Until one day she realized that she was in grave danger of losing the hand that had fed her family. She made the journey to the small village clinic. The nurse took one look at the hand, and told her that it was too far gone- the hand would be amputated. Her right hand.

But being in the city center did not mean that adequate medical care was available to you, as a young mother found out at the country’s premier medical center. Her child had been born without event, and he had been growing well until he was a few months old. Suddenly, he seemed not to be able to feed well, and he would turn a dark shade whenever he exerted himself. She brought him to the hospital, only to be told her beloved son had a heart malformation that would need open heart surgery, the kind that could not be performed in the country. He would have to get to a neighboring country with that capability so she applied for a passport for him to travel. As she walked into the pediatric ward from the immigration department, she noted that the bed her son had laid in was empty; and instantly she knew. He was gone. The weight of her loss hit her as she slumped to the floor. Children were not supposed to die.


But she was not the only mother that was covered in sorrow. There was wailing from a mother who had lost her child to Cryptococcal meningitis and full blown AIDS. Yet another child lost their life to tuberculosis. It seemed that death resided here, and life did not peek its face in that ward often enough.

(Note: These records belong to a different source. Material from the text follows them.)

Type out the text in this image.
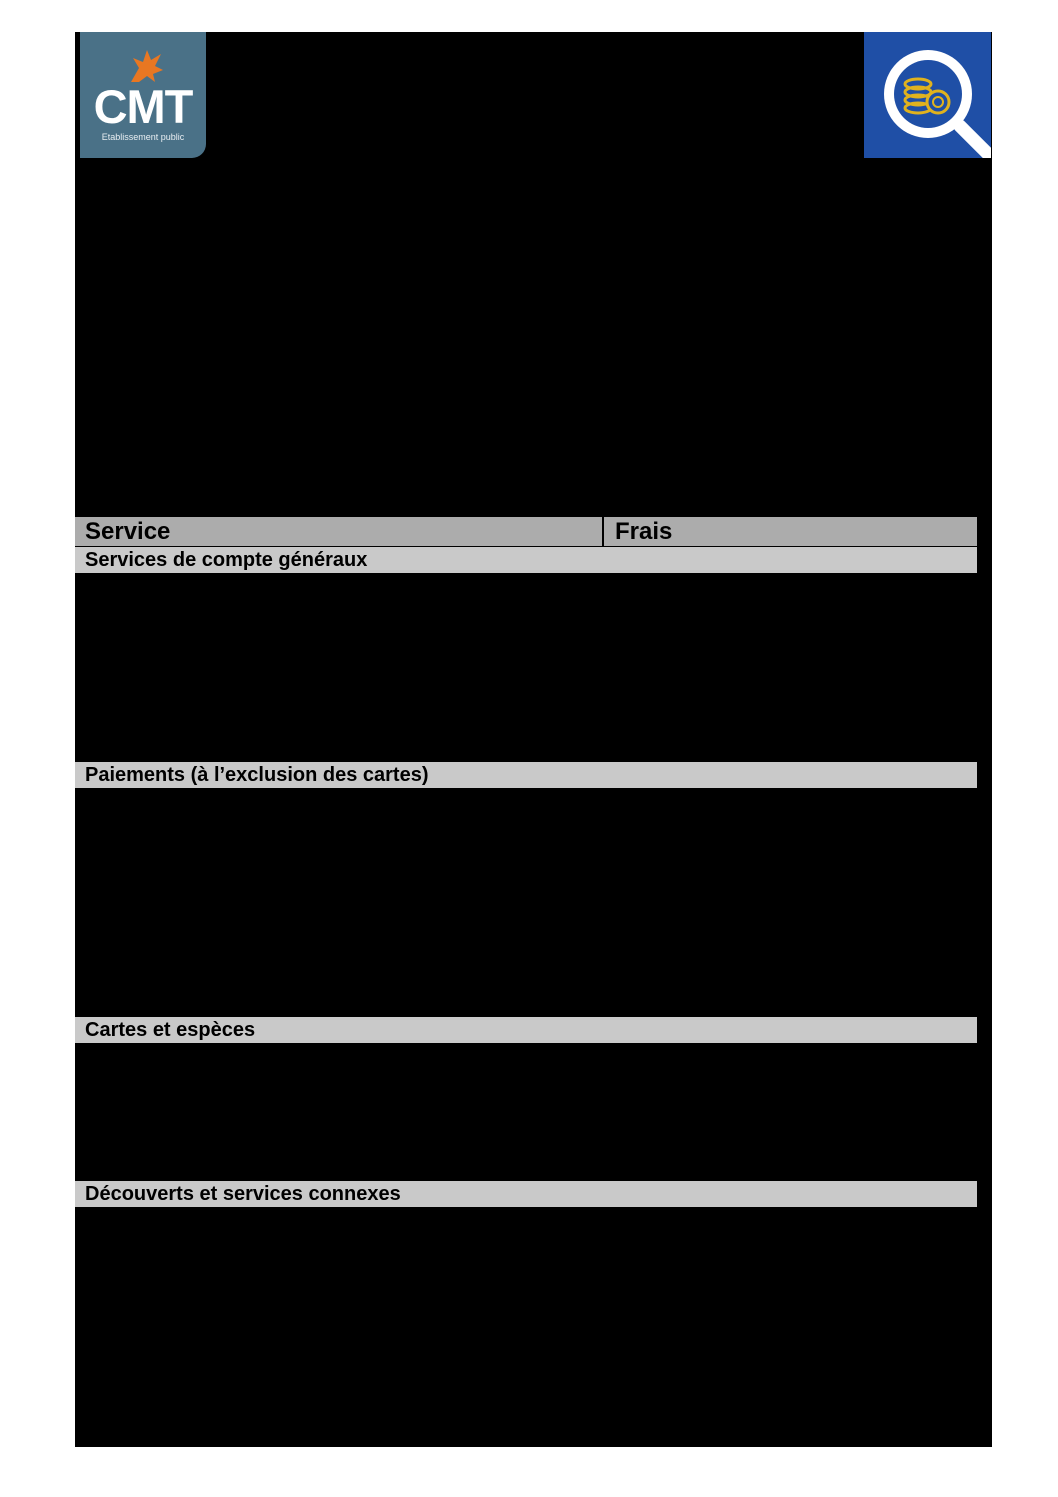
CMT
Etablissement public
Service	Frais
Services de compte généraux
Paiements (à l’exclusion des cartes)
Cartes et espèces
Découverts et services connexes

While preserving life is a task essential to the medical staff’s purpose. Success at this task however, seemed elusive, for various reasons. To begin with, the facility they worked in lacked so much. There was very little for monitoring patients. The patient in heart or respiratory failure could deteriorate over hours, and seem to die suddenly because predicting catastrophic events was challenging. There are no isolation rooms. Patients with tuberculosis and cancer were on the same ward, and infectious diseases roamed rampant, passed on freely from child to child. Equipment was lacking (no positive pressure ventilation bags at every bedside) and very few oxygen sources in the ward.
As a trainee in Pediatric Critical Care, caring for the sick and dying child became my area of expertise. Children here in America are not allowed to die without a fight for their lives- no matter what the disease process or their prognosis. The lives of children are preserved with the help of accessible monitoring, machinery, medications, resources and trained personnel. Even the most dire of circumstances is addressed with a flurry of medical attempts in the face of futility. There is no life too insignificant. It is a system that is constantly seeking new and innovative ways to predict changes in the medical status of patients, and improve ways to manage disease. There is a wealth of medical therapy, progressive research and evidence-based medicine by which we base our medical practice on. Our patients get the privilege of para-medical services such as Child Life Specialists, Physiotherapists, Nutritionists, and Social Workers… And so on the list goes.

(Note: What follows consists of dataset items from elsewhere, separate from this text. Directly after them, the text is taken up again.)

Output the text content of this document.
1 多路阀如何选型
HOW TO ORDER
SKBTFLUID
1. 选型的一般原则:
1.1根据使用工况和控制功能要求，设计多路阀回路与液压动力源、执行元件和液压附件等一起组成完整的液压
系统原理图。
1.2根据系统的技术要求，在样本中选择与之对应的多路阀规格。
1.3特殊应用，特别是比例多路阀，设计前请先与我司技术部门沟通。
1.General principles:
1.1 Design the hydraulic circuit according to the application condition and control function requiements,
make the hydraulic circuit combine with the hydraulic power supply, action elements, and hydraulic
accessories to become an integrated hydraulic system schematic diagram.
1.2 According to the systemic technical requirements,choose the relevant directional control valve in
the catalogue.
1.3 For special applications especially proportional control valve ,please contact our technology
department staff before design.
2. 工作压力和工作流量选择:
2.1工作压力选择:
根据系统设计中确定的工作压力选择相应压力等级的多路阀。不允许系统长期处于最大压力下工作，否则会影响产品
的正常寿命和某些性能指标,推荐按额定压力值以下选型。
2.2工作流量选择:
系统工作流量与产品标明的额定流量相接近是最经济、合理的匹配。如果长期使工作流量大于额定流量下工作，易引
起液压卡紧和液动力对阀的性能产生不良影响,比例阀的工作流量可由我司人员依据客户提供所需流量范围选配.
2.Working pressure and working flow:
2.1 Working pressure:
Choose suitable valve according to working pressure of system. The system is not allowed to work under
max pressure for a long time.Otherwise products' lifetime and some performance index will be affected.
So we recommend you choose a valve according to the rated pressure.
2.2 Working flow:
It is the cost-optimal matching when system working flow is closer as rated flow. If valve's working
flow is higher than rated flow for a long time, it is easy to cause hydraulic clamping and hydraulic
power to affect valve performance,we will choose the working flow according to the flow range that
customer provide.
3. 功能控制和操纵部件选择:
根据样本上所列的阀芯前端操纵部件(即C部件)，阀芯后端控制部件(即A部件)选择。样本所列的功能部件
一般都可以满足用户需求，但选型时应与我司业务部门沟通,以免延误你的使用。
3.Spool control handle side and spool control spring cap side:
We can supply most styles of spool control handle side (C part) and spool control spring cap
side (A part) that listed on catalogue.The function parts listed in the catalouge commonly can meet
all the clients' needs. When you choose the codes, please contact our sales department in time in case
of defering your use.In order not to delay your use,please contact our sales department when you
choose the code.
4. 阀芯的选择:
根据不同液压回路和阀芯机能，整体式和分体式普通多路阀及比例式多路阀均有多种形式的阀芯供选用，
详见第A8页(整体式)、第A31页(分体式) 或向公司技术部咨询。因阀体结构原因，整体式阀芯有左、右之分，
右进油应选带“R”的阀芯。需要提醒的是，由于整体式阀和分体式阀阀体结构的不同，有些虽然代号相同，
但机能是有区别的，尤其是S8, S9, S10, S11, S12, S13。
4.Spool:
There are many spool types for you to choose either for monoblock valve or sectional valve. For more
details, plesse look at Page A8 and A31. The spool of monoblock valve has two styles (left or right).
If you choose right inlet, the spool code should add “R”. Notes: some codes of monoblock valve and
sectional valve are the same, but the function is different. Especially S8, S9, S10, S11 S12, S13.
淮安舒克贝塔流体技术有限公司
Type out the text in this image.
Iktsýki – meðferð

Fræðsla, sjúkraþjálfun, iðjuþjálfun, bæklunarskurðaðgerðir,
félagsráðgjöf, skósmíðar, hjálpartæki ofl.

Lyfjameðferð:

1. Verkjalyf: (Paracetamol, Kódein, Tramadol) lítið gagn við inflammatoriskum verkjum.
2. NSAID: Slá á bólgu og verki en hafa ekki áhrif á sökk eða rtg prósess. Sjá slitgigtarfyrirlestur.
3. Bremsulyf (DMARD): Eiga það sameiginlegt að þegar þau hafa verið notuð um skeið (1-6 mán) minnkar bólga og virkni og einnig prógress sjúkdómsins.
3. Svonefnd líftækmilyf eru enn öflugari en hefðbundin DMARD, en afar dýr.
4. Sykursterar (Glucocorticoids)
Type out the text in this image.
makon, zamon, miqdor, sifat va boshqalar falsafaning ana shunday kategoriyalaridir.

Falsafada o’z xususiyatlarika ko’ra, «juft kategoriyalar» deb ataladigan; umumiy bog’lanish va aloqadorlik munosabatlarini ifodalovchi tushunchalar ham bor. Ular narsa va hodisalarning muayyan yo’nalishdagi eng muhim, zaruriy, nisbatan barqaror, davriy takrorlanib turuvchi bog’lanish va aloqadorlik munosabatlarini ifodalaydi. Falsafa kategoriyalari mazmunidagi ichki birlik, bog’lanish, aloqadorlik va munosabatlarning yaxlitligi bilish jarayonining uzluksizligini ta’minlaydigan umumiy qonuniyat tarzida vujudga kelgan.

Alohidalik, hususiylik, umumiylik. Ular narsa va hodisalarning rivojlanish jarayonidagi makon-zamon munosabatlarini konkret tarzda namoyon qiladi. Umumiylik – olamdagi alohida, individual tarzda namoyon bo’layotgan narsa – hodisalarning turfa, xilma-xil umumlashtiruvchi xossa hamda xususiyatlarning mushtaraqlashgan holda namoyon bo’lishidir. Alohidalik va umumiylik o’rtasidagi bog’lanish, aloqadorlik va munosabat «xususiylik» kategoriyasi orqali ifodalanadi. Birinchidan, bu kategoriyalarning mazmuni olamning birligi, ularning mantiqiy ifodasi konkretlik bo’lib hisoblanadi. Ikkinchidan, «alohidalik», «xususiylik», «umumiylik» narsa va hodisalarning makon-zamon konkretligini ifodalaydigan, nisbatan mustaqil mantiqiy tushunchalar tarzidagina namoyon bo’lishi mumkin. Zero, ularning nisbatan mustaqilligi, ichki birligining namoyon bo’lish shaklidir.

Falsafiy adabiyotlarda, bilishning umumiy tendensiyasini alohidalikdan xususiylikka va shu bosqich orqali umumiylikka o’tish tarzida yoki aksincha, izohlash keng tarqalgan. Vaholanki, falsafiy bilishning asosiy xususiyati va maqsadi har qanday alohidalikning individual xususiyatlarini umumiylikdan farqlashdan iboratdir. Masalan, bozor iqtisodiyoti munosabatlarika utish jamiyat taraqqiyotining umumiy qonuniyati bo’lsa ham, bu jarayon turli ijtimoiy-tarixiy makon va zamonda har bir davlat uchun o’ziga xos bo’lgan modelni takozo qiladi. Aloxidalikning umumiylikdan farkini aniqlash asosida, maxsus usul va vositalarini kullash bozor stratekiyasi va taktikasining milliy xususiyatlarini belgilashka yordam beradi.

When compared to the affluence of Western Medicine, the paucity of such services in the Developing World is alarming, even discouraging. Many commodities that we take fore granted as standard of care in the Western World, are yet to be instated in the Developing World. Education is perhaps the first step in moving towards improving outcomes for acutely ill children, addressing cultural biases that diminish the the value of children, and then on to assessment, treatment and management of the sick child. Basic and Pediatric Advanced Life Support strategies are vital to optimal survival in the management of pediatric conditions, and with increased awareness of these strategies, great strides can be made towards improving pediatric health care in the Developing World. Lastly, by incorporating adaptable technologies to sustain the advancement of medical care.

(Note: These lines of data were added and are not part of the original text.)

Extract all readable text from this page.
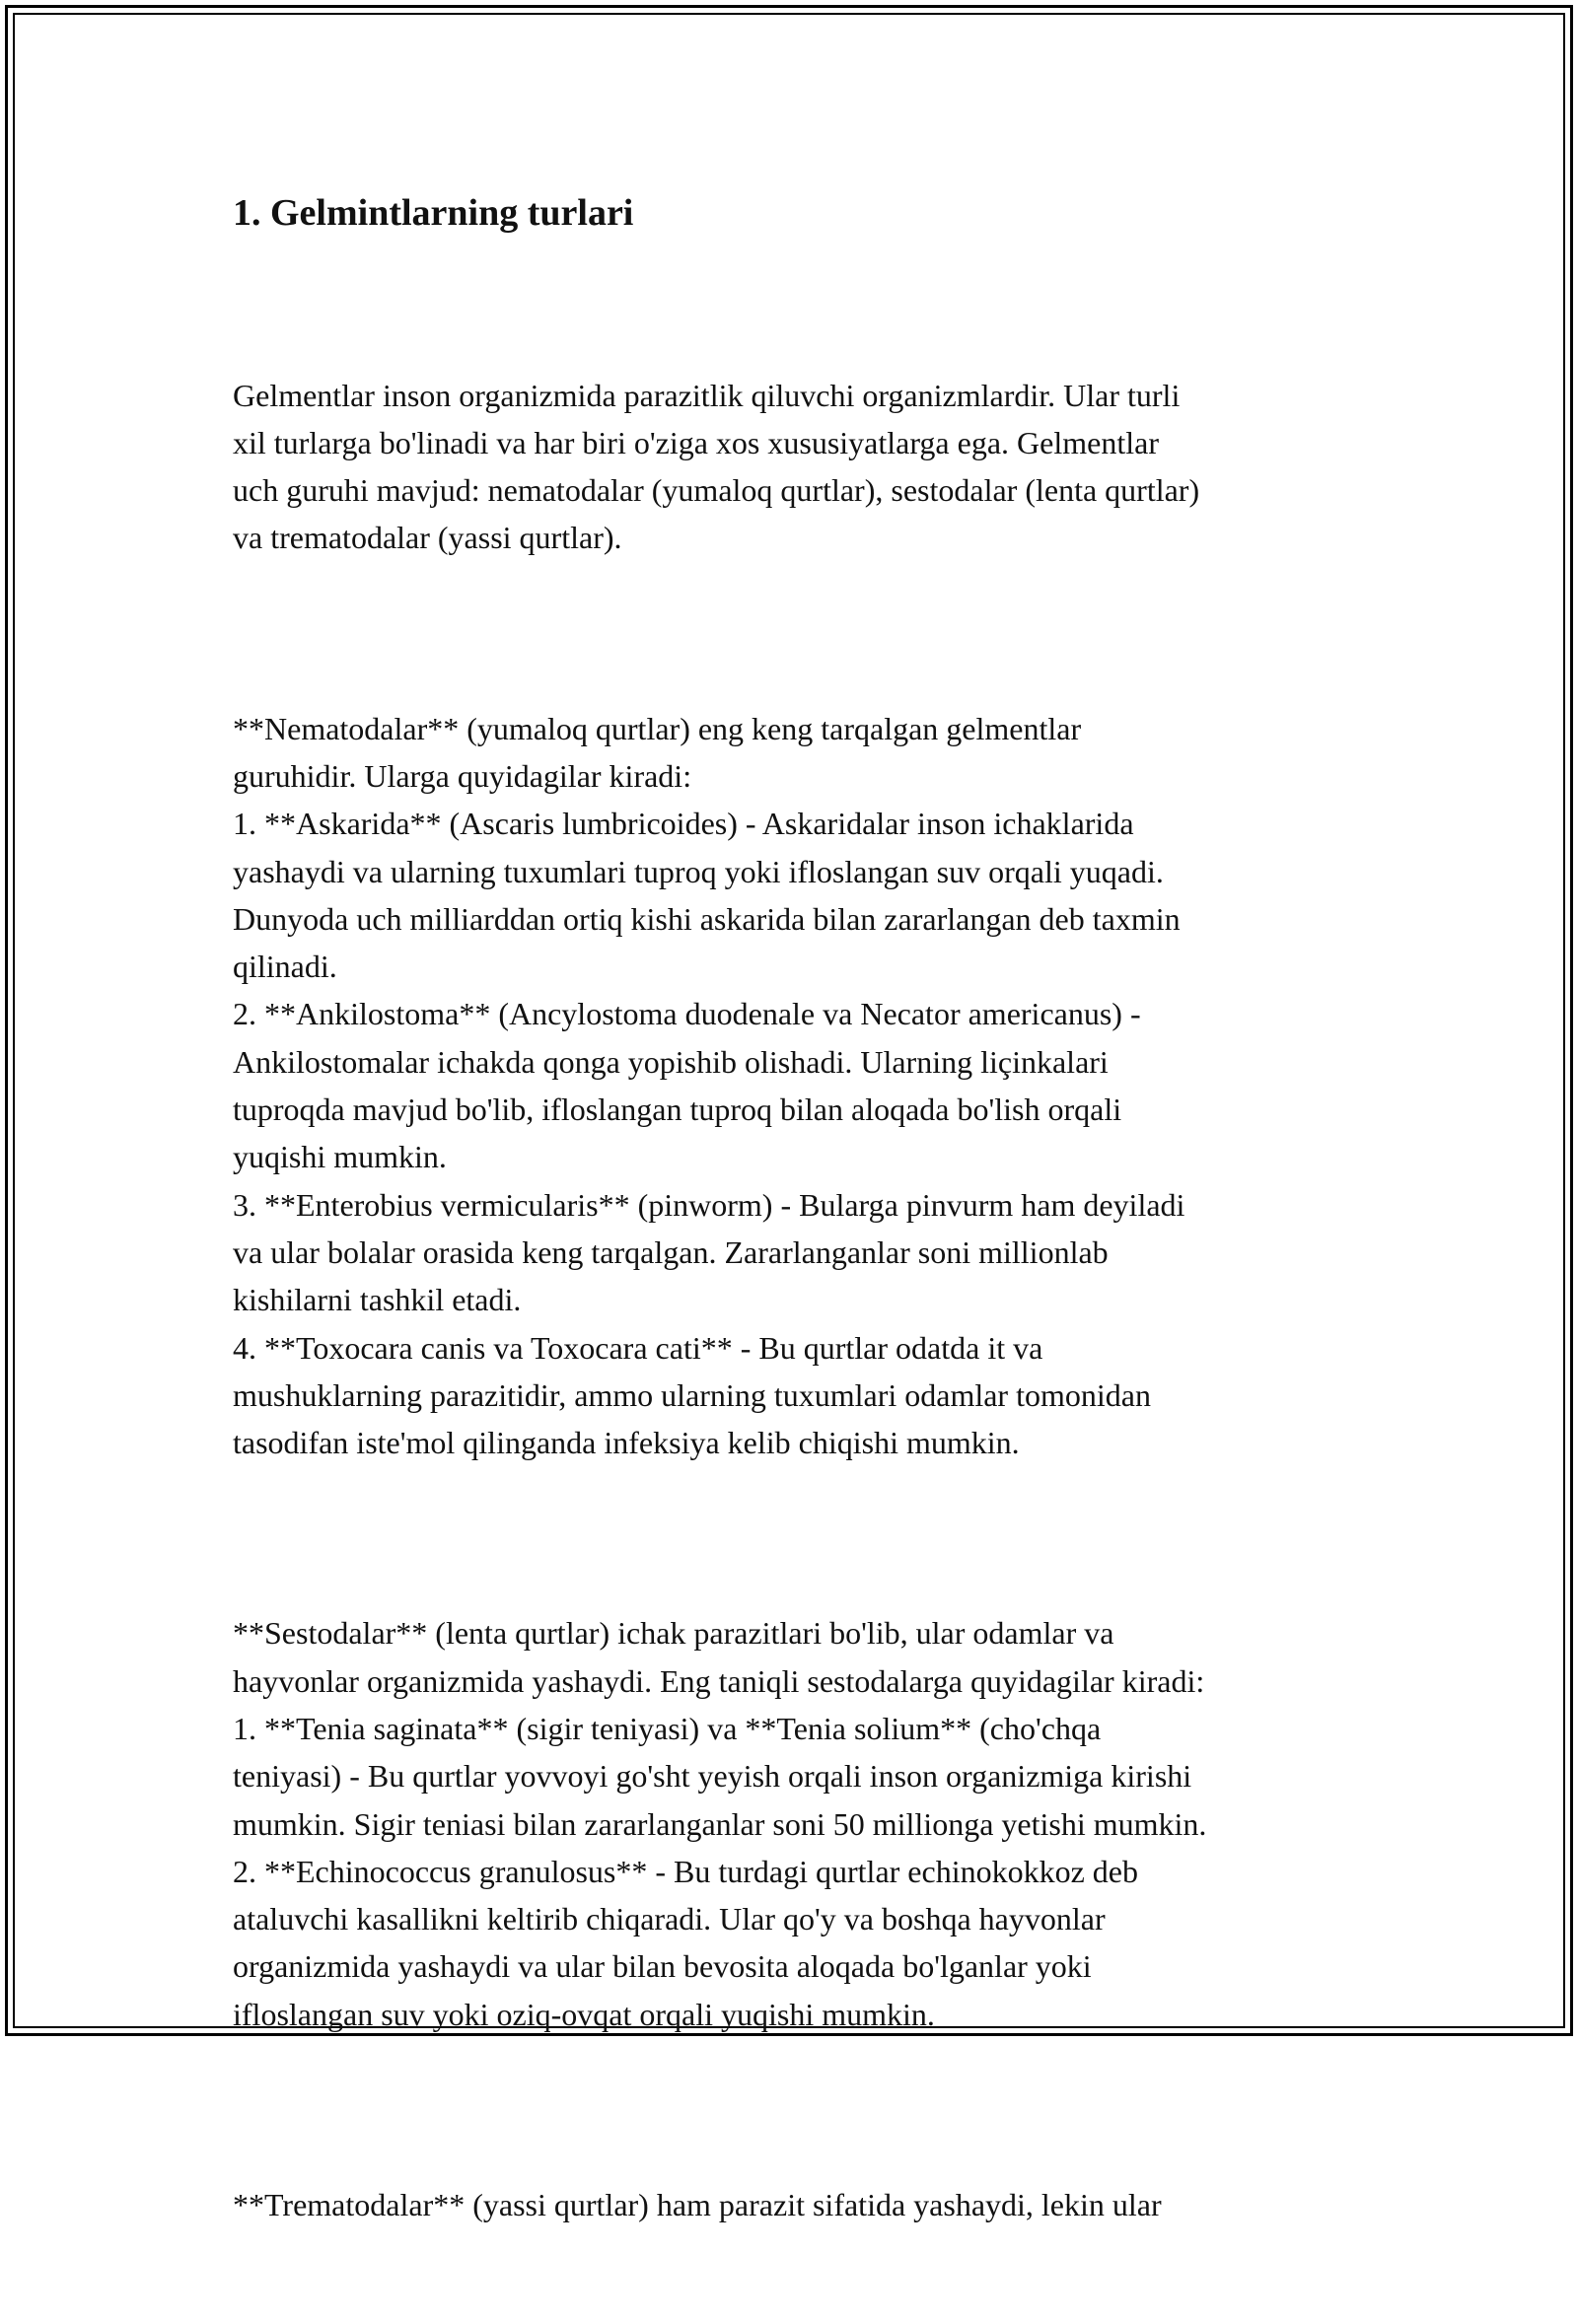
1. Gelmintlarning turlari

Gelmentlar inson organizmida parazitlik qiluvchi organizmlardir. Ular turli
xil turlarga bo'linadi va har biri o'ziga xos xususiyatlarga ega. Gelmentlar
uch guruhi mavjud: nematodalar (yumaloq qurtlar), sestodalar (lenta qurtlar)
va trematodalar (yassi qurtlar).

**Nematodalar** (yumaloq qurtlar) eng keng tarqalgan gelmentlar
guruhidir. Ularga quyidagilar kiradi:
1. **Askarida** (Ascaris lumbricoides) - Askaridalar inson ichaklarida
yashaydi va ularning tuxumlari tuproq yoki ifloslangan suv orqali yuqadi.
Dunyoda uch milliarddan ortiq kishi askarida bilan zararlangan deb taxmin
qilinadi.
2. **Ankilostoma** (Ancylostoma duodenale va Necator americanus) -
Ankilostomalar ichakda qonga yopishib olishadi. Ularning liçinkalari
tuproqda mavjud bo'lib, ifloslangan tuproq bilan aloqada bo'lish orqali
yuqishi mumkin.
3. **Enterobius vermicularis** (pinworm) - Bularga pinvurm ham deyiladi
va ular bolalar orasida keng tarqalgan. Zararlanganlar soni millionlab
kishilarni tashkil etadi.
4. **Toxocara canis va Toxocara cati** - Bu qurtlar odatda it va
mushuklarning parazitidir, ammo ularning tuxumlari odamlar tomonidan
tasodifan iste'mol qilinganda infeksiya kelib chiqishi mumkin.

**Sestodalar** (lenta qurtlar) ichak parazitlari bo'lib, ular odamlar va
hayvonlar organizmida yashaydi. Eng taniqli sestodalarga quyidagilar kiradi:
1. **Tenia saginata** (sigir teniyasi) va **Tenia solium** (cho'chqa
teniyasi) - Bu qurtlar yovvoyi go'sht yeyish orqali inson organizmiga kirishi
mumkin. Sigir teniasi bilan zararlanganlar soni 50 millionga yetishi mumkin.
2. **Echinococcus granulosus** - Bu turdagi qurtlar echinokokkoz deb
ataluvchi kasallikni keltirib chiqaradi. Ular qo'y va boshqa hayvonlar
organizmida yashaydi va ular bilan bevosita aloqada bo'lganlar yoki
ifloslangan suv yoki oziq-ovqat orqali yuqishi mumkin.

**Trematodalar** (yassi qurtlar) ham parazit sifatida yashaydi, lekin ular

However the myriad of complex and exorbitant machinery available to the West are not what is necessary, but sturdy and indispensable accessories to sound professional medical judgment that aid in accurate diagnosis and patient treatment. There is no substitute for access to medical care; patients need to be able to get to where they can receive advanced care for any effective improvement in outcomes. We have much to learn from pediatric medical practice in the developing world, and vice versa. Only the sharing of knowledge and a partnership of minds and technology between our worlds can do wonders to improve the lives of children.






 Unami Mulale, M.D. is a Pediatric Intensivist in the Greater New York Area who is passionate about seeing the lives of children changed for the better both through improved medical care and social justice.